The spook said conversationally, ‘The Ivans think we’re yesterday’s stuff. That’s what I find here. We don’t matter and therefore can be ignored. They don’t change, which sort of goes back to Joe Stalin and the Vatican – how many tanks does the Pope have? They have people based on the top floor of a block over there, behind the St Mary Magdalene church, and keep a weather eye on the millionaires and billionaires who favour the town. To the Ivans we’re ready for the scrap heap. I don’t think the Chinese – they’re here – even know we’re still on the planet. The Americans are down by the river. I’m sometimes taken for a coffee, but nothing’s shared. It’s a bit lonely, really, to be a Brit here. Trouble is that it’s a melting pot of views and intelligence gathering. It’s a place where you can, just about, see the changing status of people – whether they’re officials from Moscow or the hoods, the parasites of the
siloviki
, but I only get down once a week.
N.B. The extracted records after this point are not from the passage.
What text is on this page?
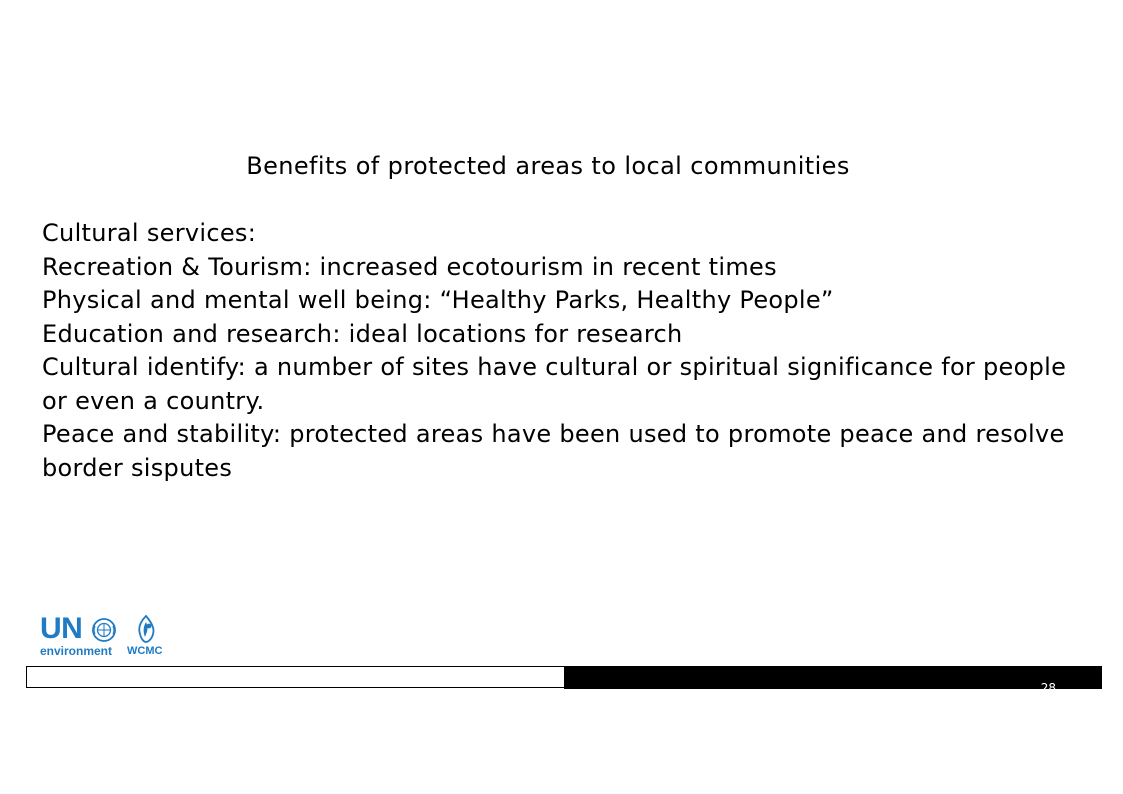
Benefits of protected areas to local communities

Cultural services:

Recreation & Tourism: increased ecotourism in recent times

Physical and mental well being: “Healthy Parks, Healthy People”

Education and research: ideal locations for research

Cultural identify: a number of sites have cultural or spiritual significance for people or even a country.

Peace and stability: protected areas have been used to promote peace and resolve border sisputes

UN
environment WCMC
28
What are we hoping for the end result – not just the sighting to-day?’

Smoke billowed from Bentinick’s pipe. He said, assured, ‘To demonstrate we’re capable of administering a sharp kick to the shin, where it hurts.’

‘You can achieve that?’ Doubt, but respect.

‘I like to think we are still able to direct a steel toecap in the right direction. Cause a bit of grief.’

‘They’d be powerfully angry. There was a charity bash the other night for the nobs of the Russian community. The ambassador had an arm round him. He has status . . . And where does the Irish angle come in?’

Bentinick gave a light laugh, then stiffened: the dog was alert. Danny saw the door open across the road. The spook had pulled his scarf high over his face, natural in the chill. A man came down the steps, two dogs with him, and walked past the Mercedes towards the pavement.